We have been in Circuit Breaker (CB) mode for about four weeks. The original CB period was supposed to end on 4 May. But this mode is going to continue for another 4 weeks, until 1 June. We are therefore now in CCB mode – Continued Circuit Breaker Mode. Hopefully it will not be extended or tightened again. Somehow only my gynae classmates find tightening of CB measures amusing.
There are encouraging signs on the data front. While Covid-19 rages on in the dormitories, such that 500 cases a day is now considered not bad news, numbers in the community have been coming down. These can be seen in the daily Situation Reports put out by MOH. This hobbit finds these Reports interesting and informative. There is a mountain of data in the Reports but let us just concentrate on two aspects – Unlinked Community Cases and Unlinked Work Permit (WP) Holders Not Residing in Dorms. These two sets of numbers are found in Table 1.1 of the daily Situation Reports.

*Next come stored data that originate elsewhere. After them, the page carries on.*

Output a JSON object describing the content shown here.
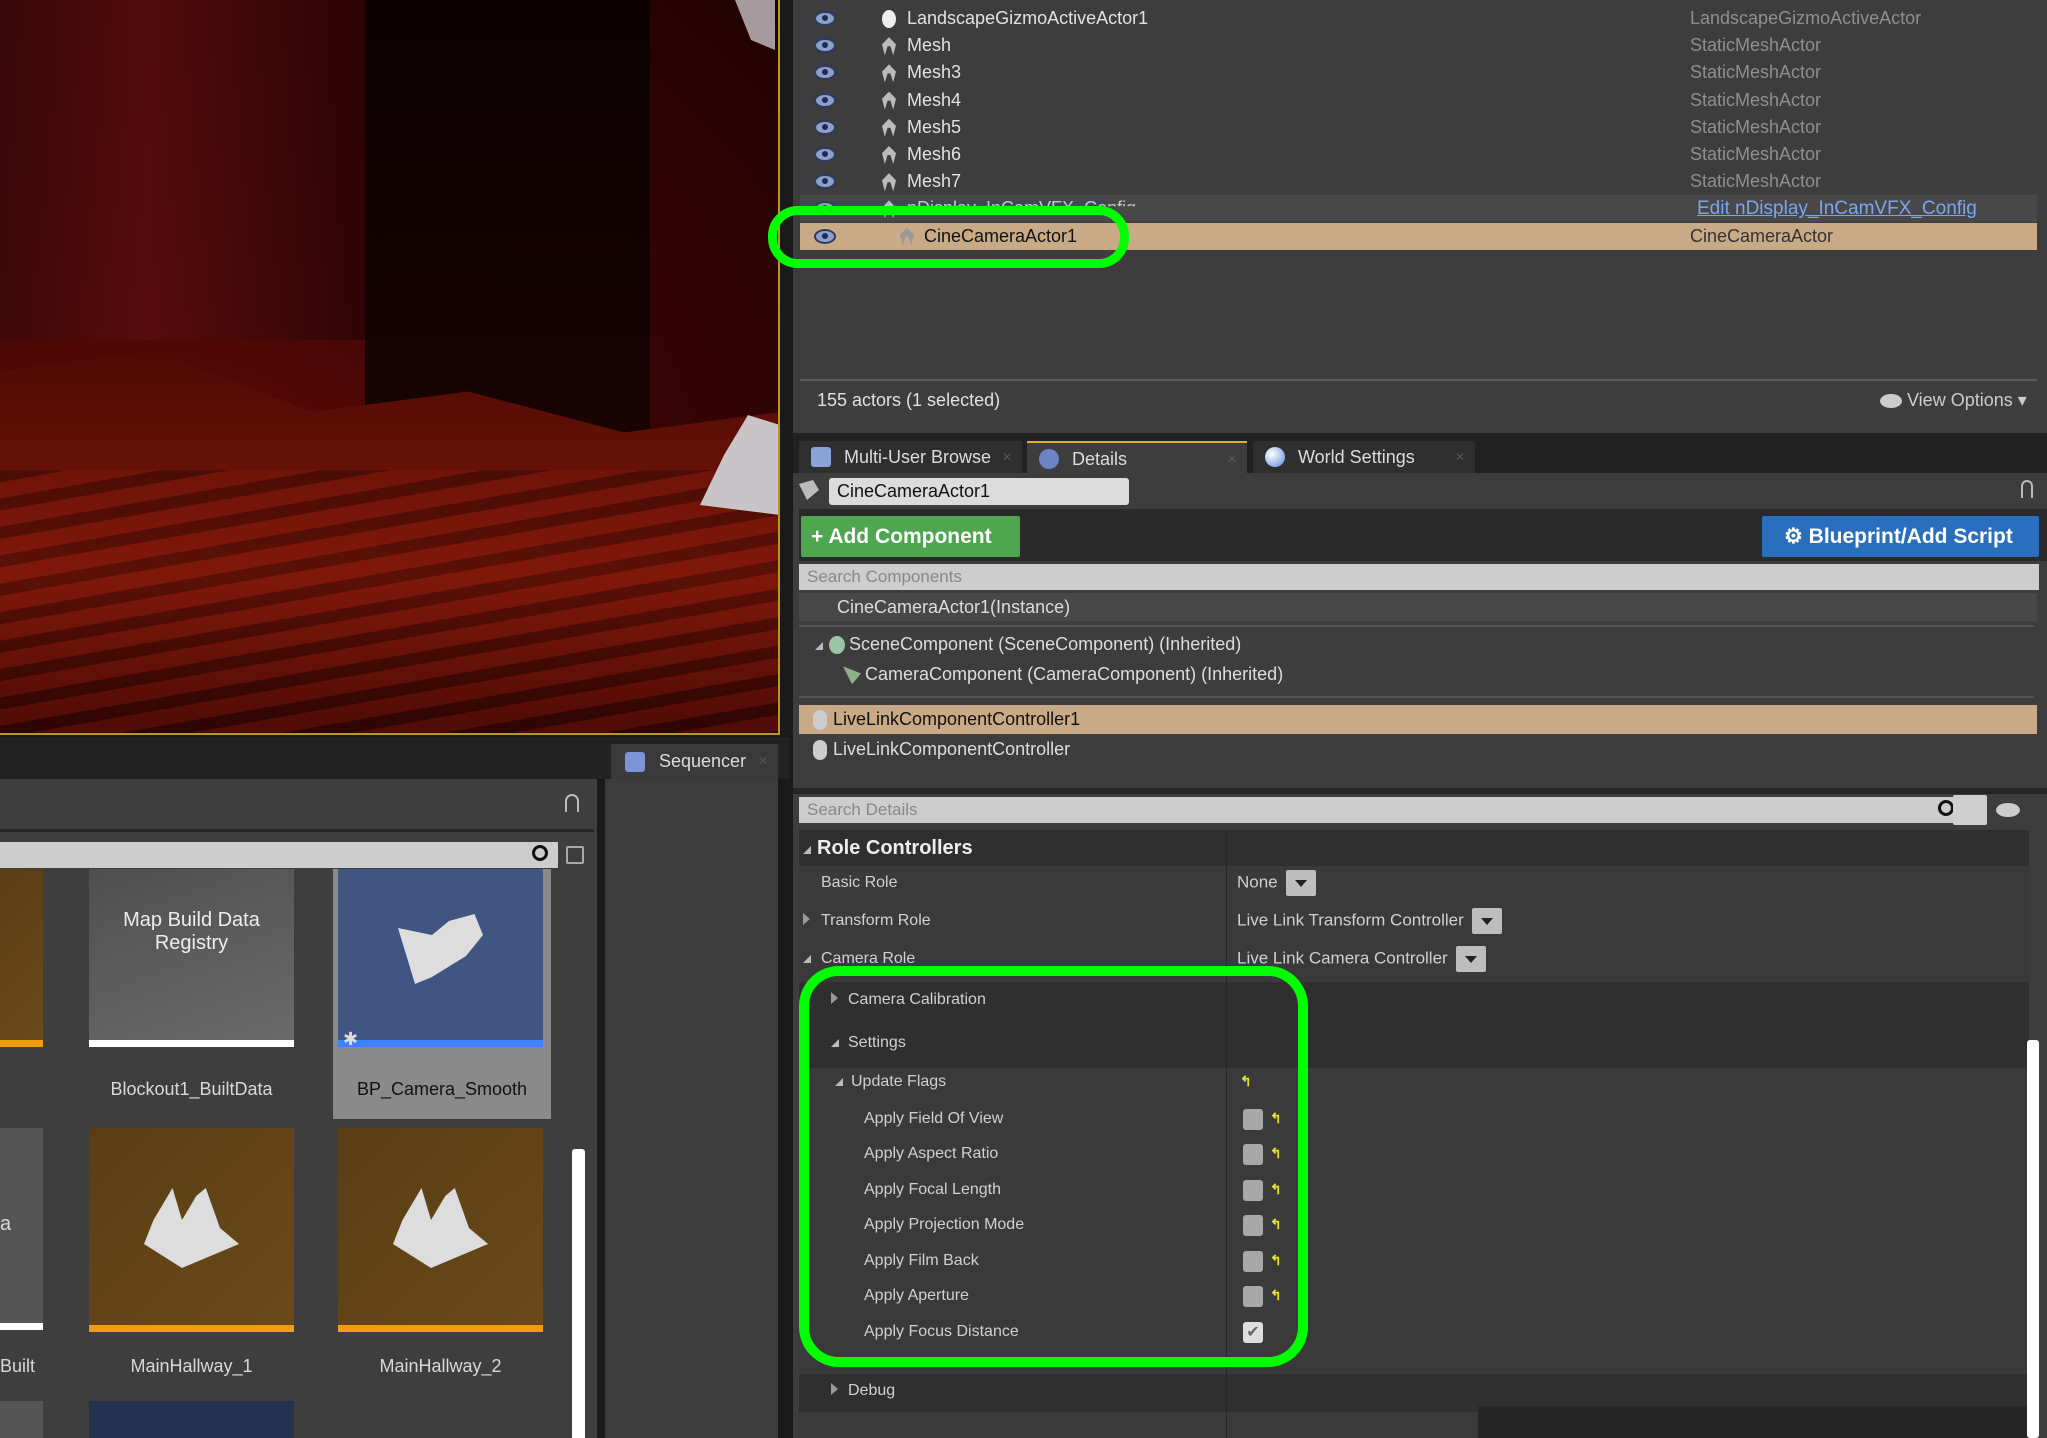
{
  "outliner": {
    "rows": [
      {
        "name": "LandscapeGizmoActiveActor1",
        "type": "LandscapeGizmoActiveActor"
      },
      {
        "name": "Mesh",
        "type": "StaticMeshActor"
      },
      {
        "name": "Mesh3",
        "type": "StaticMeshActor"
      },
      {
        "name": "Mesh4",
        "type": "StaticMeshActor"
      },
      {
        "name": "Mesh5",
        "type": "StaticMeshActor"
      },
      {
        "name": "Mesh6",
        "type": "StaticMeshActor"
      },
      {
        "name": "Mesh7",
        "type": "StaticMeshActor"
      },
      {
        "name": "nDisplay_InCamVFX_Config",
        "type": "Edit nDisplay_InCamVFX_Config"
      },
      {
        "name": "CineCameraActor1",
        "type": "CineCameraActor",
        "selected": true
      }
    ],
    "status": "155 actors (1 selected)",
    "view_options": "View Options"
  },
  "tabs": [
    {
      "label": "Multi-User Browse"
    },
    {
      "label": "Details",
      "active": true
    },
    {
      "label": "World Settings"
    }
  ],
  "details": {
    "actor_name": "CineCameraActor1",
    "add_component": "+ Add Component",
    "blueprint": "Blueprint/Add Script",
    "search_components_placeholder": "Search Components",
    "instance": "CineCameraActor1(Instance)",
    "components": [
      "SceneComponent (SceneComponent) (Inherited)",
      "CameraComponent (CameraComponent) (Inherited)",
      "LiveLinkComponentController1",
      "LiveLinkComponentController"
    ],
    "search_details_placeholder": "Search Details",
    "section": "Role Controllers",
    "basic_role": {
      "label": "Basic Role",
      "value": "None"
    },
    "transform_role": {
      "label": "Transform Role",
      "value": "Live Link Transform Controller"
    },
    "camera_role": {
      "label": "Camera Role",
      "value": "Live Link Camera Controller"
    },
    "camera_calibration": "Camera Calibration",
    "settings": "Settings",
    "update_flags": "Update Flags",
    "flags": [
      {
        "label": "Apply Field Of View",
        "checked": false
      },
      {
        "label": "Apply Aspect Ratio",
        "checked": false
      },
      {
        "label": "Apply Focal Length",
        "checked": false
      },
      {
        "label": "Apply Projection Mode",
        "checked": false
      },
      {
        "label": "Apply Film Back",
        "checked": false
      },
      {
        "label": "Apply Aperture",
        "checked": false
      },
      {
        "label": "Apply Focus Distance",
        "checked": true
      }
    ],
    "debug": "Debug"
  },
  "sequencer": {
    "tab": "Sequencer"
  },
  "content_browser": {
    "tiles": [
      {
        "thumb_text": "Map Build Data Registry",
        "label": "Blockout1_BuiltData"
      },
      {
        "label": "BP_Camera_Smooth",
        "selected": true
      },
      {
        "label": "MainHallway_1"
      },
      {
        "label": "MainHallway_2"
      },
      {
        "partial_label": "Built",
        "partial_thumb": "a"
      }
    ]
  },
  "colors": {
    "selection": "#c8ab86",
    "highlight": "#00ff00",
    "add_component": "#4ea64e",
    "blueprint": "#2a6fbd"
  }
}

We concentrate on unlinked cases because these are the cases that present the greatest threat to us. With all the dorms under lockdown, new cases found there do not present a significant threat to us in the community. That is not to say we should adopt an indifferent and callous attitude to these poor folks stuck in the dorms, but these do pose a different level of threat to the rest of us. The same goes for linked cases in the community, because containment measures such as contact tracing and quarantine would have kicked in quickly once they are linked, so as to lessen the threat of transmission.
That leaves us with the unlinked community cases and the unlinked work permit holders NOT residing in dorms. To this hobbit, it is the same whether a person has a work permit, an employment pass or even a pink IC – if they do not live in the dorms, they should be considered a community Covid-19 case. Because the virus doesn’t care if you hold a certain type of identity document or not.
In the MOH Press Release dated 1 May, it was said,
“The number of unlinked cases in the community has also decreased, from an average of 16 cases per day in the week before, to an average of 6 per day in the past week. We will continue to closely monitor these numbers, as well as the cases detected through our surveillance programme”.
and
“The number of new cases amongst Work Permit holders residing outside dormitories has decreased, from an average of 27 cases per day in the week before, to an average of 14 per day in the past week”.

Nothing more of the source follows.